I love to stroke up your hair and yes, the smells of your shampoo really give me the moment, something that I can't afford to lose. I love to kiss you on your cheek, because that is where I first kiss you and your forehead, the place that I wish I'd be kissing it for forever. I never care about those pimples that burst out on your face, as I am as well, having the same pimple and I love it when you voluntary helping me get it over my face. Never mention about those boobies my dear, as it is not reason I'm in love with you…I was aiming behind that, which is your heart, and I miss the moment when we lay down together on your huge orange pillow, and we talked a lot of things, not only about how annoying nostril was and how good the food at the Mona's.


 

I also still remember the time, when you called me in the middle of the night while I was having a sweet dream with you.

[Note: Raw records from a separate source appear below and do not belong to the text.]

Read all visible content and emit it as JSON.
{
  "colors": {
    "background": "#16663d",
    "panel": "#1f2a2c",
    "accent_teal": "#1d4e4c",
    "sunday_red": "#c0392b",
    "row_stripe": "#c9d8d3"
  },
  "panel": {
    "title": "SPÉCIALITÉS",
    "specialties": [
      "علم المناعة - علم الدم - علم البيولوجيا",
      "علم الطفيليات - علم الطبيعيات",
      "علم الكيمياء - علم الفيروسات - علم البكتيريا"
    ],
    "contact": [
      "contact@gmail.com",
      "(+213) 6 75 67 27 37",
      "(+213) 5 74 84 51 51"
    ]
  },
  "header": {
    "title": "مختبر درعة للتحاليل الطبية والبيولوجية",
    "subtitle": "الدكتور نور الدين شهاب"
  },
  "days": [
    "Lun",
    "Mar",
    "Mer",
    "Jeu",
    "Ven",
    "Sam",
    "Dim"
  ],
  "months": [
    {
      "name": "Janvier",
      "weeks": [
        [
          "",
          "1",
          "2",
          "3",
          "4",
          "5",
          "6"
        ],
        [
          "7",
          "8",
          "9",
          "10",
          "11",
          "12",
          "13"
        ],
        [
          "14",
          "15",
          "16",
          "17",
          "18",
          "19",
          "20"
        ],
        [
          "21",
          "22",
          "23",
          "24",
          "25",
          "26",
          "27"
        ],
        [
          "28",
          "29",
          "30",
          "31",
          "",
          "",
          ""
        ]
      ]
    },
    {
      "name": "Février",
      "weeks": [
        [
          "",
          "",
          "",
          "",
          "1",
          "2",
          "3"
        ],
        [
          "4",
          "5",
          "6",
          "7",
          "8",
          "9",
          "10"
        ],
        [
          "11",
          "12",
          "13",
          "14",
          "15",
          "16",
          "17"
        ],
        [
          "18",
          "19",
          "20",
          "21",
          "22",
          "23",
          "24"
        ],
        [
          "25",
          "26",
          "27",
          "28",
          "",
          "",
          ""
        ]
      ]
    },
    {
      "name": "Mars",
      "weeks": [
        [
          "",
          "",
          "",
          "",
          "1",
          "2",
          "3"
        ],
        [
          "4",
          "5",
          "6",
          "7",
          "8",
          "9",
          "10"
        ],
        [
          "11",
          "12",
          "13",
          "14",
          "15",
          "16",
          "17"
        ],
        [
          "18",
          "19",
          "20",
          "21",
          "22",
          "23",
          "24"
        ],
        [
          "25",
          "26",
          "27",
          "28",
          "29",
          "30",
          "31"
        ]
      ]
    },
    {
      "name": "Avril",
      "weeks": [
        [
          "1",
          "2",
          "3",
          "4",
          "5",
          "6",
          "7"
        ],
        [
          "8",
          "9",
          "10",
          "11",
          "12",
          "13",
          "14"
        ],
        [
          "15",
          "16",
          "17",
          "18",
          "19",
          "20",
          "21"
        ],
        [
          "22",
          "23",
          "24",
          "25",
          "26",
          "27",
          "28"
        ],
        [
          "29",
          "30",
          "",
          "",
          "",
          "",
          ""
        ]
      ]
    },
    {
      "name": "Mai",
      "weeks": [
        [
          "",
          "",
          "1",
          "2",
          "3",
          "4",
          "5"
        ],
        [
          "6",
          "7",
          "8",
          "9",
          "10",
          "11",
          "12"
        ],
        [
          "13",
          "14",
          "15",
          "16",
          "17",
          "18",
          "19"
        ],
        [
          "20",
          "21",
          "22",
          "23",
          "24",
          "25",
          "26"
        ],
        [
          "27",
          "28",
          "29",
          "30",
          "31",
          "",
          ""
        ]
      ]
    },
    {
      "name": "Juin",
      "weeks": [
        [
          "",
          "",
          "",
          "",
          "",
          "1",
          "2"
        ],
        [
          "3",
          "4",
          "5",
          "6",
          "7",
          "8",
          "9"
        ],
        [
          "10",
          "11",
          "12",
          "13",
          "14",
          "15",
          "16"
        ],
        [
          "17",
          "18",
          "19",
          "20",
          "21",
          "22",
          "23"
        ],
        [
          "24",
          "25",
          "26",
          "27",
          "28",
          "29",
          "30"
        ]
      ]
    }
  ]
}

You cried, you scream, you sobbed, and you moan about the world is the place for mean people, or how bad you at managing your financial, and sometimes you telling me how bad you missed me, and you couldn't breathe. And I always there, picking up those calls, and I calm you down. I told you that I always love you, and I always did, and I always be there whenever you need me. It's ok, I'm here, even I hardly live when you are far from me.


 

Yes, you did tell me that this is only for a moment, but I don't want it to be disperse this time. I wanted a longer time to spend with you, and I wished I really had. Both of us know it's hard, and you quote me for being as strong as stallion when the time comes. It's not the time to bid goodbye. You know it, and I know it. Both of us know, that I can't make it alive without you, and I never gonna able to live without you. And you always know that how much I had always loved you. And I quote:

"I never going to be good when the time come. The time when you step out of my life, and you know it very well. I know it sounded silly, but I always wanted you to know that all my life, there are no one who has been able to love me and make me love you more than anything in this world. I will always love you, and I never will leave your side".


 

I know, because I loved you too damn much.